Your Brain on Bias



Last year, roughly 40,000 people died in automobile crashes on America's highways. This is a tragic number, but it has been much worse in the past. Thanks to seatbelts and more crash-resistant vehicles, highway fatalities continue to creep downwards.

It is estimated that around 17 people die each year from getting crushed by heavy furniture, including TVs. This is also a tragic number, for many reasons--if nothing else, no one imagines being betrayed by their flatscreen.

In 2010 and 2011, not counting war zones, 17 American civilians were killed each year in terrorist attacks on foreign soil.

Yes: the same number that fell victim to toppled credenzas and/or falling televisions.

I cite these statistics to illustrate the problem of proportionality bias. When terrorists attacks are reported overseas, millions of Americans change their vacation plans and cancel their trips to Europe, but nobody cancels their plans for a new dresser or that new sixty-inch flatscreen they've been dreaming about. Each year, we mourn the losses of the some 3000 victims of 9/11 and yet we barely give a thought to the thousands of fatalities that occur on American highways each month.

Our brains were never designed for this kind of proportional analysis. We can easily comprehend the numbers, but making sense of them is an entirely separate matter. Our 40,000 year old mental operating platform had no need for this kind of meta analysis.

The brain operates on a fairly simple principle when it comes to danger. One snake is bad, two snakes are really bad, and any more than that doesn't really matter. Knowing there are ten snakes in a pit instead of eleven delivers no benefit when two snakes is already plenty of snake to kill you.

Like we've seen here before, the modern world, driven by new technologies, has long ago outrun our brains' ability to keep up. And so to a large extent we fake it. We pretend that we can absorb huge hunks of data, when in fact our systems overload with as little as seven pieces of info. (Just try memorizing a random number over seven digits long.)

Our working memories dump information so effortlessly that when you make a grocery run to pick up those 8 or 9 items you need, it isn't just commonplace to forget the milk. You also forget where you parked. Yes, that huge, several-ton lump of steel and machinery can be misplaced as easily as your car keys thanks to the inefficiency of your short term memory.

And it's not just memory. Thanks to our confirmation bias, we tend to choose news programs that support our beliefs. Instead of weighing all the info and making an informed choice, we choose our info based on what we've already decided.

We follow the same game plan for politics and religion. Chris Evatt somes it up this way in 50 Brain Biases:

"The Confirmation Bias sways us to...
•  favor evidence that agrees with our position
•  believe the future will bring new evidence to support it
•  cling stubbornly and passionately to our stance
•  adopt positions from traditions, religions and ideologies

Maybe you’ve noticed some of these traits in other, lesser people. But what about you?

Studies show that, on a personal basis, we tend to over-emphasize our strengths and downplay our weaknesses. It’s called the Illusory Effect, and it affects the best of us. In one study, 90% of college professors rated themselves in the upper 10% of better quality teachers.
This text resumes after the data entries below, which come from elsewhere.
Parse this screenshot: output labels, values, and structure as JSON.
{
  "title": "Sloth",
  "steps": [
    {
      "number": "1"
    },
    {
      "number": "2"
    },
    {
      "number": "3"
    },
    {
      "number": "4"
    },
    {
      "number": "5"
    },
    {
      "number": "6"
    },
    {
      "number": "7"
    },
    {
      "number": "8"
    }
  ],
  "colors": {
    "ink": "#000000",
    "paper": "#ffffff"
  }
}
According to Evatt, "we have a tendency to think we're better-than-average at many things...

People generally consider themselves smarter, luckier, better-looking and more important than they really are. They regard themselves as exceptional and believe they will avoid the divorces, premature deaths or weight gains that befall everyone else. The link between people’s personal estimations and the not-so-flattering reality is sometimes perilously weak. To social psychologists, flawed self-assessment is the norm. People systematically misjudge their abilities, virtues, importance and future actions. And those erroneous views can endanger health, ruin relationships, ruin finances and cause other miseries."

I've cited three classic biases, Evatt's treatise illuminates 47 more. It appears that by definition, to be human means to bias. Like death and taxes, it's one of the things you can count on. Or as Evatt informs us, more like 50 things you can count on.